What the Sistine Chapel taught me about success and dialogue
When I was studying philosophy in Rome, I would often go to the Sistine Chapel to simply sit and admire. I am no art connoisseur or historian, but there is something about that Chapel that captivates me. No words could communicate well enough to you, the experience of sitting in the Sistine Chapel. Practically empty, at 9 in the morning, after waiting in line for 2 hours. Engulfed by the grandeur. Contemplating the figures of Jeremiah, Jonah, the creation of Adam, David & Goliath, the Last Judgment… such beauty and majesty.
Until one day I stumbled upon Michelangelo’s poem to Giovanni da Pistoia “When the Author Was Painting the Vault of the Sistine Chapel”

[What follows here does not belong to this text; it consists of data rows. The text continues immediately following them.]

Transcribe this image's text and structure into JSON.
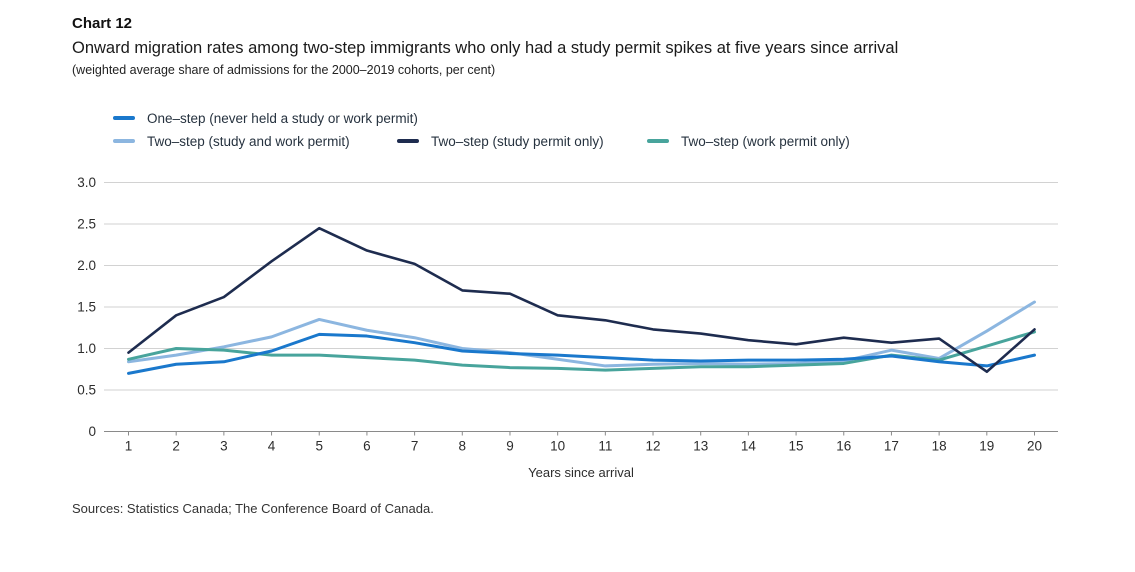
{
  "header": {
    "chart_label": "Chart 12",
    "title": "Onward migration rates among two-step immigrants who only had a study permit spikes at five years since arrival",
    "subtitle": "(weighted average share of admissions for the 2000–2019 cohorts, per cent)"
  },
  "footer": {
    "sources": "Sources: Statistics Canada; The Conference Board of Canada."
  },
  "colors": {
    "grid": "#d2d2d2",
    "axis": "#8a8a8a",
    "tick_text": "#2d2d2d"
  },
  "chart_data": {
    "type": "line",
    "title": "Onward migration rates among two-step immigrants who only had a study permit spikes at five years since arrival",
    "subtitle": "(weighted average share of admissions for the 2000–2019 cohorts, per cent)",
    "x": [
      1,
      2,
      3,
      4,
      5,
      6,
      7,
      8,
      9,
      10,
      11,
      12,
      13,
      14,
      15,
      16,
      17,
      18,
      19,
      20
    ],
    "xlabel": "Years since arrival",
    "ylabel": "",
    "ylim": [
      0,
      3.0
    ],
    "ytick_values": [
      0,
      0.5,
      1.0,
      1.5,
      2.0,
      2.5,
      3.0
    ],
    "ytick_labels": [
      "0",
      "0.5",
      "1.0",
      "1.5",
      "2.0",
      "2.5",
      "3.0"
    ],
    "grid": "horizontal",
    "legend_position": "top-left",
    "series": [
      {
        "name": "One–step (never held a study or work permit)",
        "slug": "one-step",
        "color": "#1a78cc",
        "stroke_width": 3,
        "values": [
          0.7,
          0.81,
          0.84,
          0.97,
          1.17,
          1.15,
          1.07,
          0.97,
          0.94,
          0.92,
          0.89,
          0.86,
          0.85,
          0.86,
          0.86,
          0.87,
          0.91,
          0.84,
          0.79,
          0.92
        ]
      },
      {
        "name": "Two–step (study and work permit)",
        "slug": "two-step-study-and-work",
        "color": "#8cb6e0",
        "stroke_width": 3,
        "values": [
          0.84,
          0.92,
          1.02,
          1.14,
          1.35,
          1.22,
          1.13,
          1.0,
          0.95,
          0.87,
          0.79,
          0.81,
          0.82,
          0.81,
          0.82,
          0.85,
          0.98,
          0.88,
          1.21,
          1.56
        ]
      },
      {
        "name": "Two–step (study permit only)",
        "slug": "two-step-study-only",
        "color": "#1e2c4f",
        "stroke_width": 2.6,
        "values": [
          0.95,
          1.4,
          1.62,
          2.05,
          2.45,
          2.18,
          2.02,
          1.7,
          1.66,
          1.4,
          1.34,
          1.23,
          1.18,
          1.1,
          1.05,
          1.13,
          1.07,
          1.12,
          0.72,
          1.23
        ]
      },
      {
        "name": "Two–step (work permit only)",
        "slug": "two-step-work-only",
        "color": "#48a49c",
        "stroke_width": 3,
        "values": [
          0.87,
          1.0,
          0.98,
          0.92,
          0.92,
          0.89,
          0.86,
          0.8,
          0.77,
          0.76,
          0.74,
          0.76,
          0.78,
          0.78,
          0.8,
          0.82,
          0.92,
          0.86,
          1.03,
          1.2
        ]
      }
    ],
    "draw_order": [
      1,
      3,
      0,
      2
    ]
  }
}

I’ve already grown a goiter from this torture,
hunched up here like a cat in Lombardy
(or anywhere else where the stagnant water’s poison).
My stomach’s squashed under my chin, my beard’s
pointing at heaven, my brain’s crushed in a casket,
my breast twists like a harpy’s. My brush,
above me all the time, dribbles paint
so my face makes a fine floor for droppings!
My haunches are grinding into my guts,
my poor ass strains to work as a counterweight,
every gesture I make is blind and aimless.
My skin hangs loose below me, my spine’s
all knotted from folding over itself.
I’m bent taut as a Syrian bow.
Because I’m stuck like this, my thoughts
are crazy, perfidious tripe:
anyone shoots badly through a crooked blowpipe.
My painting is dead.
Defend it for me, Giovanni, protect my honor.
I am not in the right place—I am not a painter.
How could he say he is not a painter? I can appreciate that his forte was sculpting. Yet seeing the paint flow through his paintbrush onto the ceiling covering the Sistine Chapel, in such a magnificent manner, and say that his painting is dead? With these masterpieces that speak to tens of thousands each day, without uttering a word. Touching millions each year, without moving an inch. How could he see this treasure unfold under his very hands and say ‘I am not a painter’? I don’t believe it was humility, nor self-criticism or belittling.
I believe it’s about his own journey, as a person – his struggles, his victories, his failures, his regrets, his joy.
We often can only see the surface of a person’s life. Like the surface of the water we dip our toes into, before our first swim of the summer, to check the temperature of the water. The surface brings us to conclusions and sometimes judgments, or rather misjudgments. In both a idealizing or condemning manner, it is a part of everyday life. It allows us to ‘get on with life’.
From judgement to dialogue
Sometimes we have the privilege of stopping and thinking, reflecting even, on who the person, beyond the surface, may be. Have you ever felt that thud in your heart, the moment you realise that you’ve had it all wrong? Maybe the person who seemed to have it ‘all together’ has been struggling with their self worth all along. Or the person who seems apathetic is dealing with personal grief. There is a depth to each and every one of us that is not conspicuous in everything we do, yet it is present, unobtrusively. Waiting to be revealed – to be shared. The depth of a person doesn’t leave us unchanged, and if we’re ready to put ourselves out on the line too, it may lead to dialogue.
And what is the scope of dialogue if not transform our points of view? To lead us to see the value not through the surface of results, but through the processes, through the journey. To help us acknowledge judgment and prejudice, while avoiding to be conditioned or influenced by these judgments. To seek to see the significance that others see, that we have been unable to recognise as yet. To have a space where it can be revealed to us.
So as the saying goes, don’t judge a book by its cover, rather, let it put you in question through its story.